Doxa y Episteme: Opinar, ¿Negación del Pensamiento?
“OPINAR”: ¿NEGACIÓN DEL PENSAMIENTO?
Rolando J. Núñez H[1].
“¿Tu verdad?, no, la Verdad,
y ven conmigo a buscarla.
La tuya, guárdatela”.
(Antonio Machado, Proverbio).
El problema que queremos abordar.
Frecuentemente el estudiante liquida su
responsabilidad de leer a los autores y dar cuenta de ello en clase espetando
la respuesta, o excusa, de que lo que él está diciendo es “su opinión”. Dicho
de otra manera, frente a la tarea encomendada por el profesor de leer
concienzudamente un determinado texto o autor, para luego ser discutido en
clase, por lo general, y salvo honrosas excepciones, el grueso de la clase
llega al salón sin haber leído, o habiendo mal leído fragmentos del texto, por
lo general los que corresponden a la primera página del material de lectura
previamente asignado. Todo esto trae como consecuencia que el estudiante no
esté en la posibilidad real de intervenir en clase con argumentos sólidos, por
lo cual sólo se limita a hacer amagos de interpretación de la lectura, a echar
mano de alguna anécdota y/o a “dar su opinión”.
Este
“decir la opinión” se ha convertido además en un punto de honor que,
comúnmente, parece intocable, por aquello de que “hay que respetar la opinión
del otro”. Este estado de cosas, como es lógico, hace imposible cualquier
posibilidad de generar, o favorecer, procesos reales de aprendizaje. Asistimos
entonces a un evento paradójico puesto que se supone que los estudiantes acuden
a la universidad a “estudiar” (vaya tautología), es decir, a incorporar a su
bagaje intelectual nuevos conocimientos, nuevos saberes y nuevas perspectivas,
pero, resulta que, ya de entrada hay una negación tajante a todo ese
acontecimiento por cuanto hay una desacato total a la invitación que había
escuchado San Agustín en la antigüedad de labios angelicales: “Toma y lee”.
No
se detiene aquí el menudo problema que nos plantea “la opinión” de nuestros
discípulos contemporáneos. El docente, que no queda perplejo ante el desparpajo
estudiantil de pretender despachar al preceptor con aquello de que “es que yo
leí en el libro de la vida profe”, trata de sortear el escollo y seguir
adelante pero inmediatamente se consigue con un nuevo obstáculo.
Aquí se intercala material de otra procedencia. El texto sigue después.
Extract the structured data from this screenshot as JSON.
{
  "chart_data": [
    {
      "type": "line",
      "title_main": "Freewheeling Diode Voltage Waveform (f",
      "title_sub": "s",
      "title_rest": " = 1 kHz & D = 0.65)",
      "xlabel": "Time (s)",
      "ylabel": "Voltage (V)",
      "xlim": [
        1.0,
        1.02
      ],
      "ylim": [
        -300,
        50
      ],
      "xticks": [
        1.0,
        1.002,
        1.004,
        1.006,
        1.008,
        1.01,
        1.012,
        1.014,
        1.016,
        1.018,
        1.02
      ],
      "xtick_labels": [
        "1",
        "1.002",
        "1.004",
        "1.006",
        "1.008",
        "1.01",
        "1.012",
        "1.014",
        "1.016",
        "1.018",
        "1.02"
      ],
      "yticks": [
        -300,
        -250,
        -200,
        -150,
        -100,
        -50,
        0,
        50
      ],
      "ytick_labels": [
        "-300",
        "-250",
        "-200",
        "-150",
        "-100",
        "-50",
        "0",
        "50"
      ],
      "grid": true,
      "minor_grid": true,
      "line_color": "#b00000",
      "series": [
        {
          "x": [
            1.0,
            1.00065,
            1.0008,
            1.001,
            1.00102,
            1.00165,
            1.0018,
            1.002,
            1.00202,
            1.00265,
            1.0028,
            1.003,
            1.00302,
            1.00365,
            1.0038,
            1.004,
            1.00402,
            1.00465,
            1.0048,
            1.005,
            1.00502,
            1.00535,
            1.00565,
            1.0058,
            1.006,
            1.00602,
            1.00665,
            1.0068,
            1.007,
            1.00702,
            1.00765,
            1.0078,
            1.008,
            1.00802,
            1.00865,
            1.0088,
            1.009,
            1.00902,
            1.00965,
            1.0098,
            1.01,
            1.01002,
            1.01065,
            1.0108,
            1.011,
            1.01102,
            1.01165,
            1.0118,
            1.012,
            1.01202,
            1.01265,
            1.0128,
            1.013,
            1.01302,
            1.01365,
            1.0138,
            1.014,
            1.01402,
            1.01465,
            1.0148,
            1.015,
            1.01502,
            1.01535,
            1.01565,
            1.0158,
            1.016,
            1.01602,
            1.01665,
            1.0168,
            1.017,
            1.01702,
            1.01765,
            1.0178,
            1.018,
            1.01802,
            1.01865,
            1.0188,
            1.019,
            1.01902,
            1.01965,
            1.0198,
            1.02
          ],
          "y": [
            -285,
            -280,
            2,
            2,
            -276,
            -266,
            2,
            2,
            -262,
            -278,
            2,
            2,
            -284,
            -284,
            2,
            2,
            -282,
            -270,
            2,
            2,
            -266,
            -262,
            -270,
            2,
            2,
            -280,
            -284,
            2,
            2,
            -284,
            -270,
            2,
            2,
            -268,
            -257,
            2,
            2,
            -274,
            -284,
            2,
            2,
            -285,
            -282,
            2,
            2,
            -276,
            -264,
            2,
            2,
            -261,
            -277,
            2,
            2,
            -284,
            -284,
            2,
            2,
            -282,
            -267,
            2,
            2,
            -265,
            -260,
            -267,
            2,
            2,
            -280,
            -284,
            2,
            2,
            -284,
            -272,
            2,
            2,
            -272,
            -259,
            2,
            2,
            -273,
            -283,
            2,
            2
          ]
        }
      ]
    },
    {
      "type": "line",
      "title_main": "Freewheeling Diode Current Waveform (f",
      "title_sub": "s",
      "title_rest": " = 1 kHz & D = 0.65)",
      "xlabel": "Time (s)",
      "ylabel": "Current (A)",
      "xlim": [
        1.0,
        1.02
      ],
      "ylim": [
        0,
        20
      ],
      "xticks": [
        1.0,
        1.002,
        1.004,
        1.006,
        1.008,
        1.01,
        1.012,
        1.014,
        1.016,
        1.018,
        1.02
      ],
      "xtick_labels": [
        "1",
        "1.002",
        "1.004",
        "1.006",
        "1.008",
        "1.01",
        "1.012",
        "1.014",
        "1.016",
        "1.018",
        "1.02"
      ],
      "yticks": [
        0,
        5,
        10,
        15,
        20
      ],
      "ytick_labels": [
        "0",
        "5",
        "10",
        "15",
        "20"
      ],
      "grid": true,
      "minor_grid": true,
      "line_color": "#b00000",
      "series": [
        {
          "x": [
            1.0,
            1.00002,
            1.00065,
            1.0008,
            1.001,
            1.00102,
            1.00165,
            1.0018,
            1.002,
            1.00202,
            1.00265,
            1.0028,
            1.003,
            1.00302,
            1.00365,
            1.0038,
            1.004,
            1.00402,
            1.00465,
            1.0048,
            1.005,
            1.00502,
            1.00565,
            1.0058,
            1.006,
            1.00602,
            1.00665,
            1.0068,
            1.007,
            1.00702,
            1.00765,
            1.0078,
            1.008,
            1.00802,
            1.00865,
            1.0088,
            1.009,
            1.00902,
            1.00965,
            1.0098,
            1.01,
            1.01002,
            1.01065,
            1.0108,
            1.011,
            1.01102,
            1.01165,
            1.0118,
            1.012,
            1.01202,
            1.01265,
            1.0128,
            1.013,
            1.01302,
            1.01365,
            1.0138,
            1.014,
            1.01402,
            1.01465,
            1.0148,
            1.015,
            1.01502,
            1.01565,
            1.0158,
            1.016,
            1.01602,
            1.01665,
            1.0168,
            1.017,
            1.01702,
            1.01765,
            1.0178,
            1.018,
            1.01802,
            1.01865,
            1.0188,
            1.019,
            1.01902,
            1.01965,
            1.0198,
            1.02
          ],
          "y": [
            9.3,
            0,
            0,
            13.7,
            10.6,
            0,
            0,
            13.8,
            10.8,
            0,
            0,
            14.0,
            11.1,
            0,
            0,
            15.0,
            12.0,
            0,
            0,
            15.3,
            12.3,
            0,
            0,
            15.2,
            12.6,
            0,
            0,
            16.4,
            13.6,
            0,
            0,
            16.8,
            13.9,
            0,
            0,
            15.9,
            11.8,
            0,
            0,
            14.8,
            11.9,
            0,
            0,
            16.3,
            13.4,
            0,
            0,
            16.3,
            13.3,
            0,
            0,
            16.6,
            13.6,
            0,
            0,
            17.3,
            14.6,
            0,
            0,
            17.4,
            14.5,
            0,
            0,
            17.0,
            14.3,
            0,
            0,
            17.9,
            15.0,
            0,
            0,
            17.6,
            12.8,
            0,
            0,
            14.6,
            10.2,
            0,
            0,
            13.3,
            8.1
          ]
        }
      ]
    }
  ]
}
Al tratar de plantear al estudiante argumentos y
razones sustentadas acerca de los aspectos tratados en clase conseguirá más de
un alumno que sencillamente le dirá “es que usted profesor tiene su opinión y
yo tengo la mía”; o aquello, que para los efectos del caso viene a significar
lo mismo: “es que cada cabeza es un mundo”. Dicho esto, el desenvuelto
estudiante dará por concluido el asunto. De nuevo no podemos dejar de
preguntarnos: ¿no vino ese estudiante a recibir algo? ¿Por qué se niega entonces
de esa manera? ¿Sobre qué base asienta su resistencia a aceptar lo que le
plantea el profesor? Al buscar ese basamento nos damos de nuevo golpes contra
la pared. Los argumentos no aparecen, las razones brillan por su ausencia. Lo
que conseguimos en el que nos dice que esa es “su opinión” es el puro capricho,
la arbitrariedad llevada hasta las antípodas, aunque no será raro que sea él
precisamente el que acuse al profesor de arbitrario y de querer imponerle su
criterio. Comúnmente esa “opinión” está basada en lugares comunes, es frases
trilladas, mil veces repetidas pero que, al buscarle contenido, nos hallaremos
con un cascarón vacío; palabras, sólo palabras.
El
efecto de esta grave situación la podemos cartografiar en la manera como se
conduce y se expresa el egresado de nuestros centros de estudios superiores. Nos
conseguiremos con profesionales universitarios que se expresan deficientemente
sea en lo oral o en lo escrito; incapaces de responder adecuadamente ante una
situación problemática planteada; con serias deficiencias para asumir roles de
liderazgo y conducción, etc.
Lo que nos dice nuestra realidad universitaria.
Como
es natural inferir detrás de ese “dar la opinión” aparece la poca o nula
disponibilidad para leer y para enfrentarse, con seriedad y disciplina, a las
ideas planteadas por un autor. Quien esto escribe se ha dedicado a explorar las
distintas variables que se pueden conseguir de esta problemática en el aula de
clase con estudiantes de educación en la UPEL-Maracay.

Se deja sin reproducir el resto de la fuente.